Contamination inconsciente

La particularité des mythes étant leur pérennité dans le temps, ceux-ci ont ouvert la voie aux structures de contes de fées, structures contaminant encore aujourd’hui les schèmes de pensée des enfants. Résultat: les stéréotypes de genre qu’incarnent leurs personnages préférés imbibent encore aujourd’hui l’inconscient de la société.

Or, avec la dernière campagne Celinunu, proposant des vêtements non genrés pour enfants, on a pu observer une population réfractaire à l’éradication des balises roses et bleues. Simple couleur pour certains, le rose représente toutefois depuis des décennies la féminité délicate. Associé à des personnages impuissants et passifs, le rose finit donc par renforcer l’identification des jeunes filles à ces caractéristiques dites «féminines».

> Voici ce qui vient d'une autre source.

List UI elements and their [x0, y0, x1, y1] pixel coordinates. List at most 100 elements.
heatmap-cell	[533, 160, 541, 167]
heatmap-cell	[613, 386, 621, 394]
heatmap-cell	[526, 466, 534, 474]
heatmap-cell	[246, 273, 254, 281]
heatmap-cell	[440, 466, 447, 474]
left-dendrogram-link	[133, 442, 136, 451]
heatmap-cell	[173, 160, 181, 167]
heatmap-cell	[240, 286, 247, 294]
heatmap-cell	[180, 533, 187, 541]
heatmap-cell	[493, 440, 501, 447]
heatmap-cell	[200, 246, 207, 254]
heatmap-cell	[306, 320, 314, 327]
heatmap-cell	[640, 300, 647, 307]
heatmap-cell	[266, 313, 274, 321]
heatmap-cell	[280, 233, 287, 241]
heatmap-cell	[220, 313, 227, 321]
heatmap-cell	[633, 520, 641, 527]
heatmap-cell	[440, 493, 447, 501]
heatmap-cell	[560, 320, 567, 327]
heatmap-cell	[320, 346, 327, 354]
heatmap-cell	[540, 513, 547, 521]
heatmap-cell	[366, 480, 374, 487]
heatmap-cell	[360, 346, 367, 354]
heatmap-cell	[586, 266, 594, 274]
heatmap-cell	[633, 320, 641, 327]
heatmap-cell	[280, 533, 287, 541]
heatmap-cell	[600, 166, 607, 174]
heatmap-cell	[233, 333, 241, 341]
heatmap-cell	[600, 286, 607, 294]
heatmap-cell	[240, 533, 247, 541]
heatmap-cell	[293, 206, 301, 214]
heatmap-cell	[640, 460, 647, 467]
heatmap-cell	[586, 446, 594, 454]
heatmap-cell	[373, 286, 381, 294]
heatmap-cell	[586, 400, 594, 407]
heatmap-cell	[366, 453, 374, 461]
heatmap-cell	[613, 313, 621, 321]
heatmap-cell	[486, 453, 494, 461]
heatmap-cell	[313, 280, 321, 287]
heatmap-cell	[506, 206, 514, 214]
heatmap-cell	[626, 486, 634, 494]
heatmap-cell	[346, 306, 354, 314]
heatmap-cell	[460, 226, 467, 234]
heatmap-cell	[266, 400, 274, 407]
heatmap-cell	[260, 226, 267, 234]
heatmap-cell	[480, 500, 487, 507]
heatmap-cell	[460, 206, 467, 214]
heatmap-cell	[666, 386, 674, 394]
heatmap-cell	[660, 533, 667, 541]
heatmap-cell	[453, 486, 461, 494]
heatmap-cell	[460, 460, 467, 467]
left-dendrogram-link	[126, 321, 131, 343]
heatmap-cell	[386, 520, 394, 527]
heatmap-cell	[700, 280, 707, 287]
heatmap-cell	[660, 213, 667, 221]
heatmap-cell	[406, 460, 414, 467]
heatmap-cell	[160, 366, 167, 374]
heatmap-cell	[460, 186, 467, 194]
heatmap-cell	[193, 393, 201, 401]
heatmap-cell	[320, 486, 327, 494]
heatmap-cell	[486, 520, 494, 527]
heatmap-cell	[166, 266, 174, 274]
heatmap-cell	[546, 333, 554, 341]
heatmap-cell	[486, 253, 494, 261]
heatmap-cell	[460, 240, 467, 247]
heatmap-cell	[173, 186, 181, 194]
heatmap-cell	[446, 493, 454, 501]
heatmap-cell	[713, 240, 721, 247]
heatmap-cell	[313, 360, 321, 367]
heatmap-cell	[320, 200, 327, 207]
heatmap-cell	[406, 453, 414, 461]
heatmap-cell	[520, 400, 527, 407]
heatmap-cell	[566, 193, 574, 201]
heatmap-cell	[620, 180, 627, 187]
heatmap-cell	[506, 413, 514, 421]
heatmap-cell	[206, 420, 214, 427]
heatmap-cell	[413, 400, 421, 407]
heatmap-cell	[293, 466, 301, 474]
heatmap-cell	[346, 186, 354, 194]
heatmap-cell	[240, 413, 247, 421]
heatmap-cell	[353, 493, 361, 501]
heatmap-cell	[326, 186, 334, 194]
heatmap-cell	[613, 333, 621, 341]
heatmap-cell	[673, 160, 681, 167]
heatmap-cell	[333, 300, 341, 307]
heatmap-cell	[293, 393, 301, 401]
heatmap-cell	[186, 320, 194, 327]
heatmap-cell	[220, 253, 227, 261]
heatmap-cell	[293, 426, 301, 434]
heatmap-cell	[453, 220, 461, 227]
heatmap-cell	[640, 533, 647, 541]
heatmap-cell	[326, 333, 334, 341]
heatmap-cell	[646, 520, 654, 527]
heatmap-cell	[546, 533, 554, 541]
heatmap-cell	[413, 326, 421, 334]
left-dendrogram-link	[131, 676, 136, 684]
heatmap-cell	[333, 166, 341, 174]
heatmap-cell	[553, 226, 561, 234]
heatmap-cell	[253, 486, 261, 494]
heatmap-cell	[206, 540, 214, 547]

Ces caractéristiques, elles proviennent des nymphes, créatures mythologiques dont le rôle était d’attendre les hommes près des cours d’eau en se peignant les cheveux sur des coquillages. Par leur beauté, elles incitaient les marins au plaisir de leur chaire et les aidaient par la suite à repartir de bon pied vers les eaux lointaines.

L’héritage des nymphes, on le retrouve dans l’histoire d’Arielle, de Blanche-Neige, de la Shtroumphette et de centaines d’autres personnages féminins dont la beauté faisait partie intégrante de leur courbe dramatique.

Mythologie au quotidien

Certains standards subissent effectivement de terribles constances. L’histoire de Médusa, c’est l’histoire de la culture du viol. Parce que cette culture du viol, elle existe depuis que le sentiment de culpabilité chez les femmes s’est transformé en fléau, depuis que ces femmes se sentent coupables de n’avoir pu parfaitement osciller entre la pudeur et la séduction. La jeune irlandaise, en mettant un string en dentelle, a échoué à la tâche que les nymphes lui ont imposée: celle de satisfaire aimablement le besoin de son violeur.

Selon moi, la mythologie est encore utile pour penser la condition humaine, et pas seulement dans la zone féministe. Le drame de Narcisse, il se répète drôlement dans le phénomène des selfies. Lorsqu’on relit l’arche de Noé, on y retrouve le même scepticisme que pour les changements climatiques.

La clé pour évoluer, c’est mettre en lumière notre terrible constance.